It is that time of year when college students are preparing for the end of another semester and are beginning their searches for either summer jobs or internships. As someone who has gone through both the process of looking for a job as well as the process of looking for an internship, I know how difficult and tedious the search can be. In order to be successful in your search, there are some tips and advice that will come in handy.
Truer words have never been spoken than, “It’s not what you know, it’s who you know.” As the world becomes a smaller and smaller place, it is important to establish relationships and to build networks. Knowing the right people can put you in a more favorable position to get a job or an internship. Sometimes even the best and the brightest need the right people in their corner to make things happen. Begin to network as early as your freshman year. It is never too early to form relationships with the right people because they will only become stronger throughout your college years and hopefully beyond. Go to networking events, career fairs, and job fairs. Even if you are not looking for a job yet, collect some business cards and hold onto them for a later date. Also, have networking cards of your own printed. They can be simple and merely state your name, university, major, telephone number, and email address. You will look more professional handing someone a business card than having to dig around in your pockets for a piece of paper to write down your phone number.
2. Build an impressive résumé
In many instances, a résumé is all an employer will know about you when making the decision whether or not to call you in for an interview. Therefore, it is important that your résumé stand out. Begin to work on it as soon as you enter college. You might have been the editor of your high school paper, the captain of your high school team, and may have done a lot of community service in high school, but college is a fresh new start, and employers want to know what you have done recently in your adult life. Get involved on campus and try to establish leadership positions. Run for student government, play a team sport, organize a major event on campus. These qualities are very impressive to employers.
3. Have a unique selling point
We all have something unique about us, but you have to find a way to turn your unique story into a selling point. If you took a semester off to travel the world and do charity work with underprivileged children, that is a unique selling point. My selling point has been my study abroad experience. I find a way to work it into conversations because it is impressive and not many people can say that they spent four months studying in Europe. Your selling point should be something that makes you stand out above the rest in the employer’s mind. When you walk out of the interview room you want the employer to remember what made you so unique.
4. Cast a wide net
Widen your search to different companies. You might have a select list of firms you want to intern or work for, but the easiest way to face rejection is to be closed-minded. Chances are, if you want to work for that firm, so do thousands of other college applicants in your industry. It is okay to apply to the big name firms, but also have a backup plan. Apply to some smaller firms that might not have the same name recognition as the larger firms. Of course you want to work for a successful firm that everyone knows, but at the end of the day, the goal is also to secure a job. In addition to widening your search to more companies, be willing to open your search to other areas. If you have the ability to relocate, it could be an attractive feature to employers, and it might present more job opportunities for you.
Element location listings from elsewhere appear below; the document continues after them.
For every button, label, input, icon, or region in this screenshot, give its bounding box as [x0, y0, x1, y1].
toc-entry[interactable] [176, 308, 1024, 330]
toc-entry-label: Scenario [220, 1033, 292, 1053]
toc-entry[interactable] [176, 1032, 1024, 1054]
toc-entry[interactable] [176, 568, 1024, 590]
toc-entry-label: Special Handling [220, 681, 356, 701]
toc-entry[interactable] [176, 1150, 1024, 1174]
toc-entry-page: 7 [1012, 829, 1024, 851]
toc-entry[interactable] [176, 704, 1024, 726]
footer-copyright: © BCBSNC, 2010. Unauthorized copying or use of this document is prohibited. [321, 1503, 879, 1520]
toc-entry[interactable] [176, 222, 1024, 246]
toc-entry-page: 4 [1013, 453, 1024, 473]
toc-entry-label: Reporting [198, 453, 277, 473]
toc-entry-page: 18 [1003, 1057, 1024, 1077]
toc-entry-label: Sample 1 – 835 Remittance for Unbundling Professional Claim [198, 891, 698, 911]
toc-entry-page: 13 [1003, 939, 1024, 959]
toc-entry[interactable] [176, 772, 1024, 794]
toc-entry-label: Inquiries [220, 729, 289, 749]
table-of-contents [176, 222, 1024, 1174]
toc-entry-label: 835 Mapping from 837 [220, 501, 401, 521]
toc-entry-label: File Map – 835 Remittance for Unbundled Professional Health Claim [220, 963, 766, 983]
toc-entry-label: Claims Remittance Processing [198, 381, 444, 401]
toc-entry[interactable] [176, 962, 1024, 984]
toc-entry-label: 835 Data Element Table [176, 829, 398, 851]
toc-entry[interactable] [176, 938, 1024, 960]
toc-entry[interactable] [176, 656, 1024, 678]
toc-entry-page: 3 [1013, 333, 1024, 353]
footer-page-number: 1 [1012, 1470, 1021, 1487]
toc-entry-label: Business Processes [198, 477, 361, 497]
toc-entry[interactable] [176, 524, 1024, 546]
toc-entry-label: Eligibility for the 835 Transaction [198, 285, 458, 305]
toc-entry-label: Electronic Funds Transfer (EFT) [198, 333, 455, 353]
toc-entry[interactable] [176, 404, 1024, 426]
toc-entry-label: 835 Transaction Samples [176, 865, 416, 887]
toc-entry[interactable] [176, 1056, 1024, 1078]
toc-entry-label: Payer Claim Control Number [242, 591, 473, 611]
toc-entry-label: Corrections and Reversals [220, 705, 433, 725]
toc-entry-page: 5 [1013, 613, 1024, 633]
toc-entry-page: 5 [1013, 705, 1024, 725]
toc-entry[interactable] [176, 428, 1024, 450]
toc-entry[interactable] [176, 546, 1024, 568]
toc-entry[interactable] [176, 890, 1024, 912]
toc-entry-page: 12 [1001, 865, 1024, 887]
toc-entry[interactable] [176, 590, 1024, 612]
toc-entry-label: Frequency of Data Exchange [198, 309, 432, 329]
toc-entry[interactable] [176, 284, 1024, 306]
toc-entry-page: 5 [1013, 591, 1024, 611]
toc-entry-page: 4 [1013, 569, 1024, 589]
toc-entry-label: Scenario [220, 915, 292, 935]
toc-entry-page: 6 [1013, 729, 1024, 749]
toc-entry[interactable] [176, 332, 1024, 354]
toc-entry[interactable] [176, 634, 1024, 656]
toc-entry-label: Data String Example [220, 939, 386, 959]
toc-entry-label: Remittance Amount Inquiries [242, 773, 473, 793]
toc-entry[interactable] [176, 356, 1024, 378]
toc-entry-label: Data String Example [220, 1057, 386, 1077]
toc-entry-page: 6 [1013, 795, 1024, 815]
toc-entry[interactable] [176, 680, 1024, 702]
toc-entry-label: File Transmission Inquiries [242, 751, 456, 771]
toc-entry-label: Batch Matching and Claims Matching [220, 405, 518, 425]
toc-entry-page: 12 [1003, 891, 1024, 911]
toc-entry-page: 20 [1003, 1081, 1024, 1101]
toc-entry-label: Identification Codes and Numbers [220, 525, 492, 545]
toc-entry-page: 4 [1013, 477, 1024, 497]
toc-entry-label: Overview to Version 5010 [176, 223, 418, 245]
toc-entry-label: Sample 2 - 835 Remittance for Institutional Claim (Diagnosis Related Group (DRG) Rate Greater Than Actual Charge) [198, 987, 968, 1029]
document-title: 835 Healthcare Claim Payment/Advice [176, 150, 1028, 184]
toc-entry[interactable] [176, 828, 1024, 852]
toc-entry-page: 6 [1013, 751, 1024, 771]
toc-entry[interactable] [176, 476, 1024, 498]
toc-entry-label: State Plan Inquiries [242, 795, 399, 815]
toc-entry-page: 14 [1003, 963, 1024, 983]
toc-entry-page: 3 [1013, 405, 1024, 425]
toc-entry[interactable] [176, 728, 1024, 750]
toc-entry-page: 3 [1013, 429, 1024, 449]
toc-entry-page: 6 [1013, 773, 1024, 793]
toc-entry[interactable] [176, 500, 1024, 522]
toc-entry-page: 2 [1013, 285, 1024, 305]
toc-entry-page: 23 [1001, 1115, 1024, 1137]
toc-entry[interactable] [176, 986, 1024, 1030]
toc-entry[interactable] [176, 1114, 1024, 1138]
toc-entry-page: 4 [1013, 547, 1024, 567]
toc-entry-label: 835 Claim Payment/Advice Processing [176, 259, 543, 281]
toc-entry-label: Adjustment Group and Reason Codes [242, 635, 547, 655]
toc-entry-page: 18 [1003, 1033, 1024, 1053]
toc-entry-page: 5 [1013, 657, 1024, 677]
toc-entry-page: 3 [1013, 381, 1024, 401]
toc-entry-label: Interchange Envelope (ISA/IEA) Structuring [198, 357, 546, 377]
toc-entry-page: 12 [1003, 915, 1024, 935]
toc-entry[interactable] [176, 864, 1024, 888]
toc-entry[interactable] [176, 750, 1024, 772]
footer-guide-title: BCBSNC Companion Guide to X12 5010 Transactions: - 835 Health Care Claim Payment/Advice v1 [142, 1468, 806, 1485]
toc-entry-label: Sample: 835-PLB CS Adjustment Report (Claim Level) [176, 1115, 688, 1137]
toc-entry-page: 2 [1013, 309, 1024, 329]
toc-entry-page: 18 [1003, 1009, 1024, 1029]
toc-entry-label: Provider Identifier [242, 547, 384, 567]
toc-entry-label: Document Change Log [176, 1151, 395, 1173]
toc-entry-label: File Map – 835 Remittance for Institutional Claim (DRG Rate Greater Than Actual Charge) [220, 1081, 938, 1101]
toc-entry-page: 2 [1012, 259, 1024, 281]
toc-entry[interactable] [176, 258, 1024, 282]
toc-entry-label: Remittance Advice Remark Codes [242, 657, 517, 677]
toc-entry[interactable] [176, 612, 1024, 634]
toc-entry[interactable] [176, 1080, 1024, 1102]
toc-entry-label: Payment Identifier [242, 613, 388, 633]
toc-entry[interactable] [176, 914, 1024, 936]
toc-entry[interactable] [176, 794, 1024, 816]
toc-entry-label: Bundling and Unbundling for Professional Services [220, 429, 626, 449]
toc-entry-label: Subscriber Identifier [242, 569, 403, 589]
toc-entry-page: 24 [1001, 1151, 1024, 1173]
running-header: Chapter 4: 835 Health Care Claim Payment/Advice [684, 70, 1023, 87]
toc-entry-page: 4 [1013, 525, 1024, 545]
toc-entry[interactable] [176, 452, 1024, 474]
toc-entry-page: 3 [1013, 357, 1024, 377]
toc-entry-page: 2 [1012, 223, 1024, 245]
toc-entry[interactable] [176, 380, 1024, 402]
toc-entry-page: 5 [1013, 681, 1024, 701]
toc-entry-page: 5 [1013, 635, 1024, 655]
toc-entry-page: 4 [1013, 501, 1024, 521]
5. Start the search early and stay on top of deadlines
Many internships have deadlines for applications, as well as restrictions in regards to your year in college. It is important that you begin your search for an internship early. At the earliest, begin looking at the end of your sophomore year, and no later than September of your junior year. Many firms begin the recruitment of summer interns during the fall semester, so it is crucial that you are aware of all deadlines and recruitment days. Be aware if the firm makes visits to your campus to recruit or meet with students. It is your responsibility to stay informed.
6. Put yourself out there
Don’t be shy or feel afraid to pound the pavement and knock on some doors. The Internet has made application processes easier, but it has also taken away from the personalization of the process of applying for any position. Therefore, it is important that you put yourself out there and give employers the opportunity to put a face to a name. The last thing you want is to only be a name on an application or a number in a long line of applications waiting to be reviewed. Show employers that you want the job and are willing to work for it by making as many phone calls as possible in order to secure an interview.
7. Prepare for the interview as much as you can
If you are among the lucky ones to secure an interview for the position, be as prepared as possible. Know everything there is to know about the company and position to which you applied. If possible, talk to others who have been in a similar position either with the same firm or a similar company, and find out what you should expect. Have your talking points ready, and be willing to answer a variety of different questions.
8. Stay positive.
It is easy to get discouraged if you receive a lot of rejection letters or do not ever hear back after submitting an application, but it is important to constantly put forth a positive attitude. Perseverance is key, and employers notice it too.
9. Don’t burn any bridges.
There is always the chance that the company that turned you down for an internship could be the company that hires you for a job down the road. Always be gracious, even in the face of rejection because you never know who you might work with in the future.
10. Be confident
Whether you are walking into an interview or calling someone to ask for an interview, it is important that you exude confidence. Show the employer that you know your self worth and that you have everything going for you. In actuality, you might be nervous, sweating underneath your clothes, and feel as if your heart just sunk into your stomach, but you have to be as cool as a cucumber on the surface. Never let them see you sweat.